Le Bénin vient d’entrer dans une nouvelle ère politique. À l’issue d’un vote solennel, l’Assemblée nationale a adopté la proposition de révision constitutionnelle par 90 députés favorables, tandis que 19 se sont opposés. Le résultat, largement au-delà des seuils habituels, témoigne d’un soutien solide mais pas unanime à cette réforme profonde.
Une réforme ambitieuse
Présentée par les groupes parlementaires de la majorité, cette révision vise plusieurs objectifs : ajuster l’architecture institutionnelle, moderniser certaines dispositions et renforcer certaines institutions clés. Parmi les changements envisagés, des observateurs évoquent la création éventuelle d’un Sénat une proposition déjà débattue dans les coulisses politiques.
Un vote décisif
Pour qu’une révision constitutionnelle soit adoptée sans passer par un référendum, la Constitution béninoise exige une majorité des 4/5 des députés. Avec 90 voix en faveur, le texte dépasse largement ce seuil, autorisant une adoption purement parlementaire.
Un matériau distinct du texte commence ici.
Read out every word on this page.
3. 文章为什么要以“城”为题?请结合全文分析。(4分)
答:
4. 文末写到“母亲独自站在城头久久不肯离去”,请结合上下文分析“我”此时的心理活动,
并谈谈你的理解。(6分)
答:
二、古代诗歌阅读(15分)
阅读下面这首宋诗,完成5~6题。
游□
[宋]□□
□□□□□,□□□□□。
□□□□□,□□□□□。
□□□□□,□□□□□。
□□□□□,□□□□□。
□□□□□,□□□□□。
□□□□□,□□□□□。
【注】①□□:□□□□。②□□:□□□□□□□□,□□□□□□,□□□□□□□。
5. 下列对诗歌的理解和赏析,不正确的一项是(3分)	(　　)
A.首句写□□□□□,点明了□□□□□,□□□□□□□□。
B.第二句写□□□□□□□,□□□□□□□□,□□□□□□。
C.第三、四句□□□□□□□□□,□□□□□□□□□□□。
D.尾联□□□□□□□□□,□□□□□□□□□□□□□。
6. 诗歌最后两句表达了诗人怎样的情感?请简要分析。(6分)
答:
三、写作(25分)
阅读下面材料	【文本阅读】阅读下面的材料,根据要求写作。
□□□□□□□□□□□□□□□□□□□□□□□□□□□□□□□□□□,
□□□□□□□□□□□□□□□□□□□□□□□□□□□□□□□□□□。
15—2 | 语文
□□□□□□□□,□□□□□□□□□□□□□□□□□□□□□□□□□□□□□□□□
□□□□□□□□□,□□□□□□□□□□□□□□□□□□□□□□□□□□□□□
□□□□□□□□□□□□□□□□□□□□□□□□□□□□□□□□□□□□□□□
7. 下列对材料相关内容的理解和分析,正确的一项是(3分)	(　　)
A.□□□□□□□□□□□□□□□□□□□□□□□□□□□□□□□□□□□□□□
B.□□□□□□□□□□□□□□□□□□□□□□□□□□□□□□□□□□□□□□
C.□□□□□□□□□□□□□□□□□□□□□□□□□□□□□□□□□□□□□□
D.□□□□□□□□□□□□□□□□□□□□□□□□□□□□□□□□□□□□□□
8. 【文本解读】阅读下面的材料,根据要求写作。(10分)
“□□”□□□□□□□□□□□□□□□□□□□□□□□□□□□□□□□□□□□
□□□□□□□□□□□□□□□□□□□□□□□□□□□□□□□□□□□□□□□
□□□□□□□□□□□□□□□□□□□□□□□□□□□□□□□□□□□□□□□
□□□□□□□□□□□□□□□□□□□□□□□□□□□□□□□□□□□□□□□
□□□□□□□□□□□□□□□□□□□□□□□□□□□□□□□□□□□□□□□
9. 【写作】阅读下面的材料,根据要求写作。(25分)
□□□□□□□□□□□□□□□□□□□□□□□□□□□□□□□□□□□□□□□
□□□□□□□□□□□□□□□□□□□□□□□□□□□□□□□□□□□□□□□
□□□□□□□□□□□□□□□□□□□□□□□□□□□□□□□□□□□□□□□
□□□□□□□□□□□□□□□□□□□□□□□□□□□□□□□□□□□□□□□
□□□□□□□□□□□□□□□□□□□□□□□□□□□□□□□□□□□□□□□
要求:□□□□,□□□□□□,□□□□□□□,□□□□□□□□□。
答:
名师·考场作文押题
Néanmoins, l’opposition n’a pas été totalement muselée. Les 19 voix contre proviennent principalement du parti Les Démocrates, qui avait déjà demandé à ses députés de rejeter le projet. Certains critiques dénoncent ce qu’ils appellent « un recul démocratique » et redoutent que ces modifications ne renforcent le pouvoir de la majorité actuelle.
Réactions contrastées
Pour les partisans, cette révision est une victoire institutionnelle majeure qui permettra de consolider les fondations du pays et d’adapter la Constitution aux défis contemporains. Pour l’opposition, en revanche, c’est un « vendredi noir pour la démocratie » : ils estiment que la réforme a été poussée sans un réel consensus national.
Ce qui va suivre
L’adoption du texte en plénière n’est peut-être pas la fin du chemin. Même s’il franchit l’étape parlementaire, certains craignent un recours au référendum si des contestations populaires venaient à émerger.
Quoi qu’il en soit, le Bénin bascule désormais dans une nouvelle phase politique, avec une Constitution remaniée qui pourrait redéfinir les rapports entre institutions, entre majorité et opposition.